端到端通信部分主要实现了从一个进程到另一个进程的通信，核心功能由两个原语提供：

int MPI_Send(const void *buf, int count, MPI_Datatype datatype, int dest,
    int tag, MPI_Comm comm)

int MPI_Recv(void *buf, int count, MPI_Datatype datatype,
    int source, int tag, MPI_Comm comm, MPI_Status *status)

具体内容请参考 MPI 教程：MPI Send and Receive。

集合通讯是建立在端到端通信的基础上，在一组进程内的通讯原语。其中主要包括：

// Broadcasts a message from the process with rank root to all other processes of the group. 
int MPI_Bcast(void *buffer, int count, MPI_Datatype datatype,
    int root, MPI_Comm comm)

// Gathers values from a group of processes. 
int MPI_Gather(const void *sendbuf, int sendcount, MPI_Datatype sendtype,
    void *recvbuf, int recvcount, MPI_Datatype recvtype, int root,
    MPI_Comm comm)

// Sends data from one task to all tasks in a group. 
int MPI_Scatter(const void *sendbuf, int sendcount, MPI_Datatype sendtype,
    void *recvbuf, int recvcount, MPI_Datatype recvtype, int root,
    MPI_Comm comm)
...

MPI 提出了这一系列为了解决进程间消息传递问题而存在的接口，但它们需要一个实现。OpenMPI 是 MPI 的常用实现之一。因此我们可以理解，MPI 是定义，是接口，而 OpenMPI 是这一接口的对应实现。这里还有一个容易混淆的概念，就是 OpenMP。OpenMP（Open Multi-Processing）与 OpenMPI，MPI 并无任何关系。它是一个针对共享内存并行编程的 API。这里特意提出，避免混淆。

而既然 OpenMPI 是 MPI 的一种实现，那针对不同的原语，采用什么算法和数据结构来实现，是实现者的自由。我们应该可以轻易地想到，针对不同的情况（主要是消息的大小等），采用不同的算法会提高整体的性能。OpenMPI 也是这样做的。

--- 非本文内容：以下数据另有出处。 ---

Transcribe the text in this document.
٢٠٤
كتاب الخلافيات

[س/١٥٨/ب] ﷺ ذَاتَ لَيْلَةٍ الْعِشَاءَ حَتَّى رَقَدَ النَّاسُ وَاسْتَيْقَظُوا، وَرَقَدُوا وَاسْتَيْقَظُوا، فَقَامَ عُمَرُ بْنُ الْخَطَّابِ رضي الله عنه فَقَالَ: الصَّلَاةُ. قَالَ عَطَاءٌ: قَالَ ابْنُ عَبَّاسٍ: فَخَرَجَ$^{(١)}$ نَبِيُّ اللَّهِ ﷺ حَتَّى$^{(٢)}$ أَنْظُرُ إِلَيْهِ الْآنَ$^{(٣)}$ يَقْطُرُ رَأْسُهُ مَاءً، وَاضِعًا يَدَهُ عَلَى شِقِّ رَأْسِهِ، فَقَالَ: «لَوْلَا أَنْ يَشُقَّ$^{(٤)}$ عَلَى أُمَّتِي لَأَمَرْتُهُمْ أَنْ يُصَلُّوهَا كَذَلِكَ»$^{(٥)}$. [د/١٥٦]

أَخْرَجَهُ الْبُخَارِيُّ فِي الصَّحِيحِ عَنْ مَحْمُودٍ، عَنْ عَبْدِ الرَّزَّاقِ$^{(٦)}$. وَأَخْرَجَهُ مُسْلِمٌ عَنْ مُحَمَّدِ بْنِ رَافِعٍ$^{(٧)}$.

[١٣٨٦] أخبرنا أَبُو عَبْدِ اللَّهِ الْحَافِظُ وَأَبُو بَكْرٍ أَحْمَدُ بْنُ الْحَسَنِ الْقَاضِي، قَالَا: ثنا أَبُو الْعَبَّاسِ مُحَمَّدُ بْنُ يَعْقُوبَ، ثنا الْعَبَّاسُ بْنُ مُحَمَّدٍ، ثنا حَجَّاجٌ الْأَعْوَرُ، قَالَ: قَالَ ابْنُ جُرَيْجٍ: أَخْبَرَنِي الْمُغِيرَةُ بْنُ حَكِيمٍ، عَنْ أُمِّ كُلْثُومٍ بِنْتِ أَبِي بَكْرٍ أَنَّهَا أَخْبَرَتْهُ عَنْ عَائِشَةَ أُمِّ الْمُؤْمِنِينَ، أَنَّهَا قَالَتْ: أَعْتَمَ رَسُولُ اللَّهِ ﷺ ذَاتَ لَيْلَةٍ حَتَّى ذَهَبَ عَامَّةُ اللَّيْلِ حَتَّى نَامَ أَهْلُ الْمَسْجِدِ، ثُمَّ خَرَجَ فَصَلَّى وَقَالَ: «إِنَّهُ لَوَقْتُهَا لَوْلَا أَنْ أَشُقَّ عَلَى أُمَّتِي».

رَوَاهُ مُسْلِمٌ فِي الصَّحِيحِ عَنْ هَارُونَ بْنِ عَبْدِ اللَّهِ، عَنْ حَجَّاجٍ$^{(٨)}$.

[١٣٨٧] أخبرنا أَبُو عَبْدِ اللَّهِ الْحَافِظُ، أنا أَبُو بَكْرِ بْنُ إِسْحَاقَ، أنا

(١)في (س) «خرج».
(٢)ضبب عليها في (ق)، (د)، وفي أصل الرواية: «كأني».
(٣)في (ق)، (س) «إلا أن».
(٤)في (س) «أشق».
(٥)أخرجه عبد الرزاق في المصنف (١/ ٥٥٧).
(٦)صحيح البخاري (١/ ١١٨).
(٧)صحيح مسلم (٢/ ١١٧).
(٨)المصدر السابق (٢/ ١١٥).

回到 AllReduce，它是 MPI 定义的一个集合通信的原语，它的语义是：

Combines values from all processes and distributes the result back to all processes.

在语义上（注意，仅限于语义的角度，在实现角度并不一定如此），MPI_AllReduce 等于 MPI_Reduce 加 MPI_Bcast。MPI_Reduce 会把结果聚集在 Root 进程，而再利用 MPI_Bcast 把 Root 进程的结果分发给所有进程，就实现了跟 MPI_AllReduce 等价的功能。

而从实现的角度，MPI_AllReduce 这一接口有非常多不同的算法实现，不同的算法在不同情景下具有不同的优劣势。在介绍算法之前，先来介绍一下 MPI_AllReduce 跟深度学习有什么关系。

要理解它们之间的关系，首先要介绍一下模型训练。在一次模型训练中，首先我们会利用数据对模型进行前向的计算。所谓的前向计算，就是将模型上一层的输出作为下一层的输入，并计算下一层的输出，从输入层一直算到输出层为止。根据目标函数，我们将反向计算模型中每个参数的导数，并且结合学习率来更新模型的参数。在分布式训练的场景中，这一问题就会更为复杂一些。比如我们利用 4 个 Worker，利用不同的数据同步地训练相同结构的模型（数据并行的同步训练），在每个 Worker 计算好梯度后，就涉及到一个梯度同步的问题。每个 Worker 都有根据自己的数据计算的梯度，如何能够让自己得到的梯度也能作用于其他的 Worker 呢？有一种方式，是引入一个中心化的组件，参数服务器。所有的参数都存储在参数服务器中，而 Worker 是万年打工仔。Worker 们只负责辛辛苦苦地计算梯度，并且把计算好的梯度发送给参数服务器。参数服务器收到梯度后，执行一定的计算（梯度平均等）后，更新其维护的参数，再把更新好的新参数返回给所有的 Worker。Worker 打工仔们会再进行下一轮的前后向计算。

除了这样的方式之外，我们发现，MPI_AllReduce 语义也可以很好地满足这一需要。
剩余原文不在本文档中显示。